Yes. I too thought and what are they not learning that they need to have experienced in the future.
“(M)ost people live in the past, hanging onto stale narratives and outdated models”
Underrated, widely applicable point!
Hiring trends bounce around a great deal at the occupational and sectoral levels, sometimes in tandem with the aggregate economy, but sometimes not. While I haven't read the underlying paper, what's presented in this article doesn't seem like a slam-dunk confirmation of AI effects. Basically, as with some of the other commenters, I'd be hesitant to declare the Hand of God at work in what could plausibly be secular changes in hiring rates. But maybe the article undersells the full breadth of evidence presented in the paper?
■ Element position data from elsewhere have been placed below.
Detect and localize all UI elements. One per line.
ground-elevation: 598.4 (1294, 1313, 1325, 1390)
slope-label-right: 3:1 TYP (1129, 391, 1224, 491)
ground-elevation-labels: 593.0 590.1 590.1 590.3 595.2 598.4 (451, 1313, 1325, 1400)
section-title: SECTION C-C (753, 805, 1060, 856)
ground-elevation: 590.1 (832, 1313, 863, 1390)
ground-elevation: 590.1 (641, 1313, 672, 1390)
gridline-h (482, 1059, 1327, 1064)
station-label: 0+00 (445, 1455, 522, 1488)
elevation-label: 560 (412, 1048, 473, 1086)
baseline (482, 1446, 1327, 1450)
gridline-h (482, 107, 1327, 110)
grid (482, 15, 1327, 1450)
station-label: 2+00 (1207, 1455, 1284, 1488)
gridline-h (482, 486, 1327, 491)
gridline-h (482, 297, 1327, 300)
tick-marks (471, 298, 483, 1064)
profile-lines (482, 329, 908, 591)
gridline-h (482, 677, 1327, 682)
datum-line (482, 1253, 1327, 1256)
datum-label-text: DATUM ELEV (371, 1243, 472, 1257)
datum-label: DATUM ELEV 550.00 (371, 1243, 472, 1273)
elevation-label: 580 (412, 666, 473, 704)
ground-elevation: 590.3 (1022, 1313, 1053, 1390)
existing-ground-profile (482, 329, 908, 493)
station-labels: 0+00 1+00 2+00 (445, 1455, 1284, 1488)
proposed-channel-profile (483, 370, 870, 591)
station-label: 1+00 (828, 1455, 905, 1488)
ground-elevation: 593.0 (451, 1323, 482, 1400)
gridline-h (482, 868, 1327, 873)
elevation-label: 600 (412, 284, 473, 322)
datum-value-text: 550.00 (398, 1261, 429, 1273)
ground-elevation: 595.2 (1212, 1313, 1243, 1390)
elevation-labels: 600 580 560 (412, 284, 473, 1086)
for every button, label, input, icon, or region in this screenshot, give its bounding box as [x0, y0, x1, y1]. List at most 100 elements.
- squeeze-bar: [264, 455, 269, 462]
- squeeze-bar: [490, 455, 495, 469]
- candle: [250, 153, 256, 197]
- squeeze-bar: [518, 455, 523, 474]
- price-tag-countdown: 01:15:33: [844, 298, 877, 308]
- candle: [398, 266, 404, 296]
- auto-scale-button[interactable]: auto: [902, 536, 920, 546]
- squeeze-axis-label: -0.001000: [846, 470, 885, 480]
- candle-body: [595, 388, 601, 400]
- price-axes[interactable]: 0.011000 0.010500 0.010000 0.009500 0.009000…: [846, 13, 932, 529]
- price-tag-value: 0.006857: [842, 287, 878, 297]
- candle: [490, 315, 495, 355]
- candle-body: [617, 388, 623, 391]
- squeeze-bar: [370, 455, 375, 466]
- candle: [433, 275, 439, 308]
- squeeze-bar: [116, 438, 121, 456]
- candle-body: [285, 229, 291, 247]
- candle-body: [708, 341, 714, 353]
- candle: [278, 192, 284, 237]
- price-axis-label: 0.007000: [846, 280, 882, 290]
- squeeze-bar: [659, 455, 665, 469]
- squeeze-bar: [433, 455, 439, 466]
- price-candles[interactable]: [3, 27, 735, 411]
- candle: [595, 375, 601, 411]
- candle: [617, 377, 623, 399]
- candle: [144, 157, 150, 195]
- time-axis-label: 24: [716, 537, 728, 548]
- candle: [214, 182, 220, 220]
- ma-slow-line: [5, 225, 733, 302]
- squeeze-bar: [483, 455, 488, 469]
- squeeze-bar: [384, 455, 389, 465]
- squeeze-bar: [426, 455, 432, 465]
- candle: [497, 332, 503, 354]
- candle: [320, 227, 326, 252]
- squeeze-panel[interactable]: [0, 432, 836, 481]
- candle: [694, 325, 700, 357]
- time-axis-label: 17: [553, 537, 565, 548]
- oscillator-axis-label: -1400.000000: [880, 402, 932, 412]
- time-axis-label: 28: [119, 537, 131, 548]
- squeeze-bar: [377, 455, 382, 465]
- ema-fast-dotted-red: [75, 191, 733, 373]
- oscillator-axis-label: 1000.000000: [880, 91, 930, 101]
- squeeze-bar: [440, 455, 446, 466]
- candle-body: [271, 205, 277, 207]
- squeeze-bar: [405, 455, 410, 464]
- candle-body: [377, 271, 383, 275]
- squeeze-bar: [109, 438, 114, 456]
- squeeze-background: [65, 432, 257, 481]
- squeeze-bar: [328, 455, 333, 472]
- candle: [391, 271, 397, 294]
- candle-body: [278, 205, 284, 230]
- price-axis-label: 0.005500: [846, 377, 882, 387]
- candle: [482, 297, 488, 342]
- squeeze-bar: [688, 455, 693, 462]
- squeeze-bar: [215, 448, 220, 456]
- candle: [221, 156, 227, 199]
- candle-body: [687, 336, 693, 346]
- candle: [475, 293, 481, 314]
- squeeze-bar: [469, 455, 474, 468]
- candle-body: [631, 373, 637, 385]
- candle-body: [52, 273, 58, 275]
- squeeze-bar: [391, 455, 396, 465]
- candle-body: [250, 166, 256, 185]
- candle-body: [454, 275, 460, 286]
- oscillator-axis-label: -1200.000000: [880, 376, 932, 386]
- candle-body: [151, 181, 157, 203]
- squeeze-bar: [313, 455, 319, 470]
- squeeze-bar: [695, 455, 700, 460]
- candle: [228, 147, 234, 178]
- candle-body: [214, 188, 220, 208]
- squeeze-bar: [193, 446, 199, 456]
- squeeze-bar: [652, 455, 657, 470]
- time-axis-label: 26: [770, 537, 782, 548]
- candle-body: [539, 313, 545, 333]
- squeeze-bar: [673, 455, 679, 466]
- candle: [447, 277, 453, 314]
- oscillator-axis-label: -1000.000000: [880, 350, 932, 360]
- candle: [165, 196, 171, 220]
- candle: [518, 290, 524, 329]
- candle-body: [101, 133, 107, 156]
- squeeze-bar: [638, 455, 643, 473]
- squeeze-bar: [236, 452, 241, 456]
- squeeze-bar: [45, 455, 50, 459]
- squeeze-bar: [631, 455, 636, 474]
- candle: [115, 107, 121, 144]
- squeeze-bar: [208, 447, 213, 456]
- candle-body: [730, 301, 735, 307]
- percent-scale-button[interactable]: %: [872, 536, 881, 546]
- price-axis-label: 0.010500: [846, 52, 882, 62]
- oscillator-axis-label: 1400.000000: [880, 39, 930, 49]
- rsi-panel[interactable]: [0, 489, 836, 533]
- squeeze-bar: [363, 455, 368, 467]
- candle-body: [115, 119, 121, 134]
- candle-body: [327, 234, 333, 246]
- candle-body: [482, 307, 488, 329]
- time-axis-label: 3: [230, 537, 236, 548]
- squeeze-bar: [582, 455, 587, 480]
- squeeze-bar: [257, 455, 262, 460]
It’s no surprise to me that AI can take entry-level jobs but I think that’s also because the issue is further up in the pipeline. The education system has been a fossil and AI just exposed how machine-like the outputs students are being trained on are.
Would be important to look at how much energy these data centers are going to require. It is projected by 2030 the energy needs will equal the entire nation of Japan. The water demands for cooling are going to be excessive. This seems to be completely ignored.
This issue may be linked to another topic periodically debated just as fiercely -- college or not. It seems possible to me that AI is replacing new college grads in "vulnerable" positions but not those in health care, customer service, etc., because the latter category is made up of jobs that are often filled by non-college grads, but traditionally have had quality issues because of a combination of high turnover and ill-prepared high school grads. Is it possible that companies are pairing non-grads with AI and thereby elevating the quality of performance in these positions without a corresponding increase in payroll costs? If this strategy is widely used and successful, it may account for some of the increases in jobs where AI "complements" employees rather than replacing them.